In the Malayan Emergency and the Confrontation, the special forces units of the British Army made such a name for themselves that they established special forces as an indispensable component of the Army's Order of Battle to the present day. But when the Imperial Japanese Army invaded Malaya in 1941 special forces were as ineffective as the rest of the Allied army in the futile effort to keep them at bay. This was not a minor matter. The special forces story is a microcosm that leads to larger conclusions about the way the British Empire tried to defend itself when its war expanded to Asia. The Japanese advance provided the kind of opportunities well prepared and well handled special forces could exploit to great effect, such as disrupting an enemy on the march. This paper will address four questions. Why were special forces so ineffective against the Japanese? What if anything does this tell us about the campaign as a whole? And about the army that tried to defend Malaya? And about the national armies from which the troops came? One longstanding explanation for failure in Malaya is that the defenders were overwhelmed by circumstances beyond their control. A closer examination of the role played by special forces will help us test that explanation, and allow us to explore the interplay between the military and political circumstances in which an army had to fight and the organizational culture and doctrine by which it sought to fight.
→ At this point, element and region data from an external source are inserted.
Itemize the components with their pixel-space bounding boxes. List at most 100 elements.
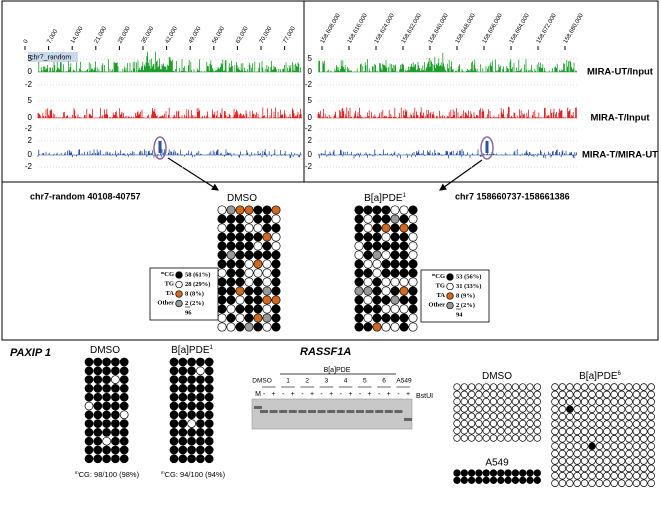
cpg-site (253, 250, 263, 260)
cpg-site (187, 366, 196, 376)
cpg-site (632, 435, 641, 443)
cpg-site (217, 205, 227, 215)
gel-band (404, 418, 412, 421)
cpg-site (573, 472, 581, 480)
cpg-site (244, 214, 254, 224)
cpg-site (399, 259, 409, 269)
cpg-site (558, 390, 567, 399)
cpg-site (467, 419, 476, 428)
lane-label: - (320, 391, 323, 398)
ruler-label: 158,632,000 (401, 12, 423, 44)
cpg-site (533, 434, 541, 442)
cpg-site (119, 419, 129, 428)
cpg-site (372, 250, 382, 260)
cpg-site (262, 241, 272, 251)
cpg-site (399, 223, 409, 233)
cpg-site (511, 419, 520, 428)
cpg-site (408, 268, 418, 278)
cpg-site (244, 250, 254, 260)
cpg-site (381, 205, 391, 215)
cpg-site (111, 375, 120, 384)
cpg-site (617, 472, 626, 480)
superscript: 6 (618, 371, 622, 377)
cpg-site (497, 434, 505, 442)
cpg-site (271, 205, 281, 215)
cpg-site (187, 419, 196, 428)
cpg-site (244, 295, 254, 305)
cpg-site (647, 390, 655, 399)
cpg-site (235, 277, 245, 287)
cpg-site (580, 435, 589, 443)
cpg-site (93, 419, 103, 428)
cpg-site (119, 392, 129, 402)
cpg-site (187, 436, 196, 446)
legend-marker (175, 290, 183, 298)
region-label: chr7 158660737-158661386 (455, 191, 570, 201)
cpg-site (551, 398, 559, 406)
cpg-site (526, 397, 534, 406)
cpg-site (102, 375, 111, 384)
cpg-site (196, 357, 205, 367)
cpg-site (363, 214, 373, 224)
cpg-site (372, 232, 382, 242)
cpg-site (93, 436, 103, 446)
text: TG (436, 283, 445, 290)
cpg-site (482, 383, 490, 391)
track-axis-label: 2 (308, 136, 313, 145)
cpg-site (372, 313, 382, 323)
cpg-site (111, 410, 120, 420)
cpg-site (588, 405, 596, 413)
cpg-site (489, 469, 498, 477)
cpg-site (187, 428, 196, 437)
cpg-site (169, 392, 179, 402)
text: B[a]PDE (364, 193, 403, 204)
cpg-site (566, 398, 574, 406)
cpg-site (647, 383, 655, 391)
cpg-site (482, 412, 490, 420)
highlight-oval (153, 136, 167, 160)
cpg-site (551, 405, 559, 413)
cpg-site (595, 435, 604, 443)
cpg-site (467, 427, 476, 435)
cpg-site (372, 286, 382, 296)
cpg-site (399, 313, 409, 323)
cpg-site (551, 479, 559, 487)
cpg-site (603, 383, 611, 391)
cpg-site (460, 427, 468, 435)
cpg-site (610, 427, 618, 436)
cpg-site (460, 383, 468, 391)
cpg-site (573, 398, 581, 406)
cpg-site (262, 250, 272, 260)
condition-label: B[a]PDE6 (579, 371, 621, 382)
ruler-label: 158,672,000 (536, 12, 558, 44)
cpg-site (595, 420, 604, 428)
cpg-site (399, 268, 409, 278)
highlight-oval (480, 136, 494, 160)
cpg-site (84, 401, 94, 411)
ruler-label: 158,648,000 (455, 12, 477, 44)
legend-count: 28 (29%) (185, 281, 210, 288)
cpg-site (526, 383, 534, 391)
cpg-site (119, 410, 129, 420)
dose-label: 6 (382, 378, 386, 385)
cpg-site (119, 428, 129, 437)
cpg-site (271, 304, 281, 314)
legend-count: 53 (56%) (456, 273, 481, 280)
cpg-site (93, 357, 103, 367)
cpg-site (511, 434, 520, 442)
cpg-site (399, 277, 409, 287)
cpg-site (187, 392, 196, 402)
cpg-site (566, 405, 574, 413)
cpg-site (610, 479, 618, 487)
text: DMSO (90, 345, 120, 356)
cpg-site (489, 434, 498, 442)
dose-label: 4 (344, 378, 348, 385)
cpg-site (271, 241, 281, 251)
arrow (167, 157, 220, 191)
track-axis-label: 0 (28, 113, 33, 122)
cpg-site (244, 277, 254, 287)
text: Other (428, 302, 445, 309)
cpg-site (573, 420, 581, 428)
cpg-site (497, 412, 505, 420)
Associate Professor Brian P. Farrell is Deputy Head of the History Department at NUS and has been teaching military history there since 1993. In 2002 he organized the international conference Sixty Years On: The Fall of Singapore Revisited, the largest academic gathering ever devoted to the subject. He has published more words on the Malayan Campaign and the fall of Singapore than any other scholar. This presentation is derived from his 2005 monograph, The Defence and Fall of Singapore 1940-1942.